The Wizard of Venus

by Edgar Rice Burroughs
Series: Venus 5
Reviewed date: 2009 Jan 14
Rating: 2
86 pages
cover art

The last Venus book is a slim 86 pages long. It doesn't feel complete. Carson Napier leaves Duare and goes with Ero Shan to test out a new anotar (flying machine) he has built. As chance would have it, they get lost in the thick Venusian clouds and are forced down in a strange land ruled by a sham wizard who cows the people with parlor tricks. The wizard, named Morgas, has the poor people convinced that he can transform them into zaldars, a swine-like animal.

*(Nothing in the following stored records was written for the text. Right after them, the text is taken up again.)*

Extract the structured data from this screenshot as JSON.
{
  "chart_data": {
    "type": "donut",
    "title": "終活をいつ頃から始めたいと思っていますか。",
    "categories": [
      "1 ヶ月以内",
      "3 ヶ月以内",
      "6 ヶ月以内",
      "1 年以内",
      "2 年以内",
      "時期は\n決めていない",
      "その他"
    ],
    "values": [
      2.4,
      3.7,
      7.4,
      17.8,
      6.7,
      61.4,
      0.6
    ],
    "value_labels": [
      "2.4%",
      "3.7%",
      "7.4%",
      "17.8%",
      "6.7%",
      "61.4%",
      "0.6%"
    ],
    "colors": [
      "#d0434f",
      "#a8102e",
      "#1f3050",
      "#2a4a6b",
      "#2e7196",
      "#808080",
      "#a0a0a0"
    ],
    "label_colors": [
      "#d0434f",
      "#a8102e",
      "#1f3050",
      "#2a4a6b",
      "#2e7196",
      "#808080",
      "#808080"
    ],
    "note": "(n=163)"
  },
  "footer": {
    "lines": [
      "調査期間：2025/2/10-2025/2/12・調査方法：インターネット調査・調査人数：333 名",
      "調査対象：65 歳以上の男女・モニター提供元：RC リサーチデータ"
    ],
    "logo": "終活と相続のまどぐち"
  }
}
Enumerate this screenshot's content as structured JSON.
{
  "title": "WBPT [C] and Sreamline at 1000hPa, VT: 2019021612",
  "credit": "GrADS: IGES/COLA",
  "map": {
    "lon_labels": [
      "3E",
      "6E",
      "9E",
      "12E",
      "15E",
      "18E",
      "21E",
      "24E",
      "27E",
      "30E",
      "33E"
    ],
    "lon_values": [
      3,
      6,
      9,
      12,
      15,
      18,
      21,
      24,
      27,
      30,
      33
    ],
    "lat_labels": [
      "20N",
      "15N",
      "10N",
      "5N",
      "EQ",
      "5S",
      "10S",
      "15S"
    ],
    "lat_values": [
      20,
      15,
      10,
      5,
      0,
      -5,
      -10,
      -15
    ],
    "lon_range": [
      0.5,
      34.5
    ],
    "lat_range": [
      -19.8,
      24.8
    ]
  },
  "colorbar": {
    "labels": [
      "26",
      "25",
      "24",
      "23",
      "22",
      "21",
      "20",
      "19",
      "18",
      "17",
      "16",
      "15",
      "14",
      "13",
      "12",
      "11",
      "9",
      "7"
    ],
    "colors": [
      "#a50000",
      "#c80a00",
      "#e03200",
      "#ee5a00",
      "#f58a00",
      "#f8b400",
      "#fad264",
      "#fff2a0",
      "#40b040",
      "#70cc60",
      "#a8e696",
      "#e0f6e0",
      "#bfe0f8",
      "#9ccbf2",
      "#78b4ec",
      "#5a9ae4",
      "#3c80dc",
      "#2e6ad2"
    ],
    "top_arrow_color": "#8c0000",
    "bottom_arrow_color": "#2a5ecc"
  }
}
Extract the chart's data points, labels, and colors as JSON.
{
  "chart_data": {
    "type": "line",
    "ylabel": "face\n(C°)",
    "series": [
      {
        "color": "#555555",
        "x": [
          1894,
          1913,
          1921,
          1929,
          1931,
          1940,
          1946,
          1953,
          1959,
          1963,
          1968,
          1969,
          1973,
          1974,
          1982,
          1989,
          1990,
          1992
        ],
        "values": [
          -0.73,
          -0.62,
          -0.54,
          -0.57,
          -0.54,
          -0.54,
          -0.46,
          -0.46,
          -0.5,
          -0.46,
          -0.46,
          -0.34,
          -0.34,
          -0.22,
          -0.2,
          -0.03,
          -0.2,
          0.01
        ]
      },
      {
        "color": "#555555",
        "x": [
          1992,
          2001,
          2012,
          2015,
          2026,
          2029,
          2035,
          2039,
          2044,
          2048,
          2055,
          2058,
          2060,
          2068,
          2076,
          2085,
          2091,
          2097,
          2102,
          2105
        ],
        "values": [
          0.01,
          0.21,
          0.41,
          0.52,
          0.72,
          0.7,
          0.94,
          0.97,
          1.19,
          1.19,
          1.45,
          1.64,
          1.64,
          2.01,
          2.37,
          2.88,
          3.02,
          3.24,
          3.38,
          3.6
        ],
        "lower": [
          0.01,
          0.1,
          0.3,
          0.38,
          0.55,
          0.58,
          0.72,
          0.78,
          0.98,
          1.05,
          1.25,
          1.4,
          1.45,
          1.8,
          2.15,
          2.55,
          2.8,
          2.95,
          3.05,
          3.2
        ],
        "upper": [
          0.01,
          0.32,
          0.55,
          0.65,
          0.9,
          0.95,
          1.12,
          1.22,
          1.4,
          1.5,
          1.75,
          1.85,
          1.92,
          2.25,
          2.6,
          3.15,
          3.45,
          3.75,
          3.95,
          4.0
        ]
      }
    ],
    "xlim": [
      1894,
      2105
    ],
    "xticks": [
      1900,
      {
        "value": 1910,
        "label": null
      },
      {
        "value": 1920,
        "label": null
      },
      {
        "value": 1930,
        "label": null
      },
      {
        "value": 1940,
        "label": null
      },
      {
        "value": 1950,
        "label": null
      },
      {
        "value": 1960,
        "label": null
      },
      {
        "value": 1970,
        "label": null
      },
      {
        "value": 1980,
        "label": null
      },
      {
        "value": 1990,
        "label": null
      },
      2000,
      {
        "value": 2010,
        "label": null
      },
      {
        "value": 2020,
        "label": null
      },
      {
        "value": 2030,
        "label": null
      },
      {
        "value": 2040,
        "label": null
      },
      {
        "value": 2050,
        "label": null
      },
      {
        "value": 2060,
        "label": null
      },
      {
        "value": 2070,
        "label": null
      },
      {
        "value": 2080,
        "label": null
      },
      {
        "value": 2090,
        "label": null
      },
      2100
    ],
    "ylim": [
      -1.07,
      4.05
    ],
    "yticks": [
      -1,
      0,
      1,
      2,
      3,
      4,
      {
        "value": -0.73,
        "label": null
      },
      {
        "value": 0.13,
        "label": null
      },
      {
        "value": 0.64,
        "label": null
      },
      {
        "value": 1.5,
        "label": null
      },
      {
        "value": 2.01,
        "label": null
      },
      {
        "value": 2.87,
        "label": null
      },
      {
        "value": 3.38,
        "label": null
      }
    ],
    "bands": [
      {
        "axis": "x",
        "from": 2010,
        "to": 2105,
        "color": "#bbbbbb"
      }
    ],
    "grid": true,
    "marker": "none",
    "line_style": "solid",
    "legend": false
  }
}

Carson and Ero Shan must defeat Morgas and retrieve their anotar before they can return home. The book is really just a vehicle for Burroughs to let Carson Napier run wild with his mental powers of projection. If you recall, the storytelling device in the Venus series is that Carson can mentally project images even across interplanetary space. Carson projects an image of himself to Edgar Rice Burroughs, who is writing Carson's story. Astute readers might wonder why, if Carson has this extraordinary power, he never uses it in his stories. (The reason is because it's a storytelling device.) In The Wizard of Venus, we discover that Carson has refrained from using the power until now because he prefers not to violate the mental sanctity of others. Except, oddly, in this story he suddenly overcomes this objection and makes profligate use of his powers to get himself and Ero Shan out of a tough spot, and to set himself up as a powerful wizard and defeat Morgas.

It is forgivable maybe for Burroughs to use this mental power of Carson's as a storytelling device but to never have Carson use it in his adventures. It's not forgivable for Burroughs to suddenly switch the rules on us and have Carson start using his remarkable abilities. It makes all his previous adventures inconsistent--there's no way Carson would have refrained from using such a power when faced with certain death, or with the specter of Duare's death.